Summary: Apply the 2% risk rule to crypto trading. Calculate position size based on account equity and stop-loss distance. Use equity curve to track performance and avoid over-leverage.




For crypto traders, a solid capital management strategy separates long-term survivors from reckless gamblers. This tutorial focuses on the 2% risk rule – never risk more than 2% of your total account equity on a single trade. Apply it to Bitcoin (BTC) or any altcoin with these steps. Step 1 – Determine Account Equity. Assume a $10,000 trading account on Binance or Bybit. 2% risk = $200 maximum loss per trade. Step 2 – Set Stop-Loss Level. For BTC/USDT at $26,500, place a stop-loss at $26,200 (300 points below entry). Risk per coin = $300. Step 3 – Calculate Position Size. Max loss ($200) ÷ Risk per coin ($300) = 0.667 BTC. Round down to 0.66 BTC. That is your safe position size. Step 4 – Adjust for Volatility. For altcoins like SOL ($18.50) with a wider stop-loss (e.g., $17.50, $1 risk per coin), position size = $200 ÷ $1 = 200 SOL. Step 5 – Track Equity Curve. Use Excel or a journal. Record daily account balance.

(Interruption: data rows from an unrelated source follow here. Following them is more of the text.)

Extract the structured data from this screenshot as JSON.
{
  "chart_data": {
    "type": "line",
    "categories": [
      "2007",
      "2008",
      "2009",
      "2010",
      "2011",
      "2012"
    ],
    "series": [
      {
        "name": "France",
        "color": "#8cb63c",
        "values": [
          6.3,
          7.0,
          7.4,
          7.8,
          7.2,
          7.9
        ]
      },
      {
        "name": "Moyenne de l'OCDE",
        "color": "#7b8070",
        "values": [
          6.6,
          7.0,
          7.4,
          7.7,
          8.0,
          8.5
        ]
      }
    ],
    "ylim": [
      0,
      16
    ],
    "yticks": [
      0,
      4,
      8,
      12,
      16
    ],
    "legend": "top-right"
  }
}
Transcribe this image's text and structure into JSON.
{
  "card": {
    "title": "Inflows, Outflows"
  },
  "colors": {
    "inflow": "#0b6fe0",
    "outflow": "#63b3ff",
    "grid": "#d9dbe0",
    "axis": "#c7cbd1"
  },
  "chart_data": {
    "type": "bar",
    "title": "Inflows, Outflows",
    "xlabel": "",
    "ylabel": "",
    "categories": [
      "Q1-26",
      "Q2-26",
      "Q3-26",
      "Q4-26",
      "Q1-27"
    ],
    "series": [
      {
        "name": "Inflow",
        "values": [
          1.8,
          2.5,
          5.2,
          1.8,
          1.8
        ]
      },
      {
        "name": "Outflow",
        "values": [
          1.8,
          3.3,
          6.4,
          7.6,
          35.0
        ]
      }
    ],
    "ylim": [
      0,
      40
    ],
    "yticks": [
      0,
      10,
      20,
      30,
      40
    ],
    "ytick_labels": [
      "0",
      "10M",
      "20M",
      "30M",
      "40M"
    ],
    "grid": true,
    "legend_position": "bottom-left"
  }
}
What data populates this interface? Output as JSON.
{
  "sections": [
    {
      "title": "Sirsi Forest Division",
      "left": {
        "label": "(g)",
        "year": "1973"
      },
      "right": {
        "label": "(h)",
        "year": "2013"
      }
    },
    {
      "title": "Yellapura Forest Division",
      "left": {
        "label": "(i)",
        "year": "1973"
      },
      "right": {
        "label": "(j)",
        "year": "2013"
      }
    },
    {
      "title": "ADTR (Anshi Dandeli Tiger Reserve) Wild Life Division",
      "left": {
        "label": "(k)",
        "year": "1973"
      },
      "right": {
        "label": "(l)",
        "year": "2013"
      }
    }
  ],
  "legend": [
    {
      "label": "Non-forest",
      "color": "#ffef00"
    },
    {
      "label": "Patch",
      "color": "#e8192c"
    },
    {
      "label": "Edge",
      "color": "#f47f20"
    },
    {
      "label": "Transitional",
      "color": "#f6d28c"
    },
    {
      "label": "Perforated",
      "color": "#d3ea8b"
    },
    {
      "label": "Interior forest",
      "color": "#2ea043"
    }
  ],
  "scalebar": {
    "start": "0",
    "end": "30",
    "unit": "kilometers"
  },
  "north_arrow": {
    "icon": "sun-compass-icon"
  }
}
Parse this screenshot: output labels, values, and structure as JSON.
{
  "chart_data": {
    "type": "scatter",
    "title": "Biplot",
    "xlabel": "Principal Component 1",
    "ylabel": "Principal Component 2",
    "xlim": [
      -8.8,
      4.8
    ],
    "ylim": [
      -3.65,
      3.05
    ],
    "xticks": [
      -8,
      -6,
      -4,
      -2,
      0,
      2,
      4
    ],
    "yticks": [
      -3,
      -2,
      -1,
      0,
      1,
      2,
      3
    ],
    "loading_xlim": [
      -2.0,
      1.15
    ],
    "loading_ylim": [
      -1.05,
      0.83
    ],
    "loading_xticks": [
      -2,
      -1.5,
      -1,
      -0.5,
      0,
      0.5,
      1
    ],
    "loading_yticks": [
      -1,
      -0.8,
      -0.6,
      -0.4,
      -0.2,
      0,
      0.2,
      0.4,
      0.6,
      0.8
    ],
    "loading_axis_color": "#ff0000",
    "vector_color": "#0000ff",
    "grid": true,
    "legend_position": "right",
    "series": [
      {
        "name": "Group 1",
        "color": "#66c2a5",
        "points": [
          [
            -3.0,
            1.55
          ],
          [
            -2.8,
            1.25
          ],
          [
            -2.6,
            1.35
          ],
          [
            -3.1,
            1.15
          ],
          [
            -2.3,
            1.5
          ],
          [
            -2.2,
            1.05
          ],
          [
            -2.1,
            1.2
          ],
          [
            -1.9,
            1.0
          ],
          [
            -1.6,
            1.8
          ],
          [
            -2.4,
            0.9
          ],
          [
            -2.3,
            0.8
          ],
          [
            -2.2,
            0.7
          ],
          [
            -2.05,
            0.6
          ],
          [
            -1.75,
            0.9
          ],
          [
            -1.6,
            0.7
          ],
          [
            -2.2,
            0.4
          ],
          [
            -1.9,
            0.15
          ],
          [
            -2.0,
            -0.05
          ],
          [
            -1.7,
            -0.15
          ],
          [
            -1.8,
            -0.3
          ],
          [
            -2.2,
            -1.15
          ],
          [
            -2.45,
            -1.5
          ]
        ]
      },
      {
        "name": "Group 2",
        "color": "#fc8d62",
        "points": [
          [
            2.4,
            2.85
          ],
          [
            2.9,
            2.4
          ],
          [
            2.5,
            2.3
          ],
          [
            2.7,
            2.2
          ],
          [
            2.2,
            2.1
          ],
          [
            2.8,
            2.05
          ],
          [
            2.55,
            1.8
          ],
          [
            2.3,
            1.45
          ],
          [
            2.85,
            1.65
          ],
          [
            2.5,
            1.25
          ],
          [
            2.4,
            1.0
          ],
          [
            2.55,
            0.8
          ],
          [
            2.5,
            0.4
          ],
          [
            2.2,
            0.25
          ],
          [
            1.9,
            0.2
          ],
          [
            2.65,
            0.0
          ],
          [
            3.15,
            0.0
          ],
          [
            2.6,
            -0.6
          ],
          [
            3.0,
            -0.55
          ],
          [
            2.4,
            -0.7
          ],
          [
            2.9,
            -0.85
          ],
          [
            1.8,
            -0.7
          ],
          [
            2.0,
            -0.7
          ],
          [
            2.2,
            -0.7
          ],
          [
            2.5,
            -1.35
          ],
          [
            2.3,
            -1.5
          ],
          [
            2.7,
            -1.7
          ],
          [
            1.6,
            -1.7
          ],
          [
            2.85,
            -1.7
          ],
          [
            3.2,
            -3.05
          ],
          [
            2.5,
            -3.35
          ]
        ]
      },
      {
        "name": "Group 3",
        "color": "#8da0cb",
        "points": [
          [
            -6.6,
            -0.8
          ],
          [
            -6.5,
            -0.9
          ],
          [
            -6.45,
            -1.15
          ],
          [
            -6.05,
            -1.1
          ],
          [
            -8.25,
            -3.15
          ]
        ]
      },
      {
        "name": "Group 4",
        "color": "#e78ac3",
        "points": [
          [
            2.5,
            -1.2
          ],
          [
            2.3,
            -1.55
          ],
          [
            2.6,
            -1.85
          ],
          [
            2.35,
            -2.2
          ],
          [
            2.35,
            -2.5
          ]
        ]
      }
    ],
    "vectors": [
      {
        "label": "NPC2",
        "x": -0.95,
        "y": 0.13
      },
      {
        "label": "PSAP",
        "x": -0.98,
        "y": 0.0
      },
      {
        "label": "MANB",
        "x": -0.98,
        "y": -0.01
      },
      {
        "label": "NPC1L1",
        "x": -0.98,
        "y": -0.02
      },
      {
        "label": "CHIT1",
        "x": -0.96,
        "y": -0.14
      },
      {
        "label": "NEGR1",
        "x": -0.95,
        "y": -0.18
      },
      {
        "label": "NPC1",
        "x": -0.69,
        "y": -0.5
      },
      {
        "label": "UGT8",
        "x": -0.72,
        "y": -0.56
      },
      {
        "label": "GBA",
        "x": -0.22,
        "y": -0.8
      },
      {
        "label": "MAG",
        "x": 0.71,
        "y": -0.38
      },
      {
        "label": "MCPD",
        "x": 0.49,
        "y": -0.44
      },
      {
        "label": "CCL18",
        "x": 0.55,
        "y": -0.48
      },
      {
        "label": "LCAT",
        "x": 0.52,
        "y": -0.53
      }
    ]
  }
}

Calculate the peak-to-trough drawdown. If drawdown exceeds 15%, reduce risk to 1% until recovery. Step 6 – Avoid Over-Leverage. Never use more than 3x leverage on BTC or 2x on altcoins. Example: 0.66 BTC with 3x leverage means effective exposure of 1.98 BTC – still within 2% risk if stop-loss tightens proportionally. Reference: CoinGecko Risk Management Guide (www.coingecko.com/learn/risk-management), Binance Academy Position Sizing (academy.binance.com).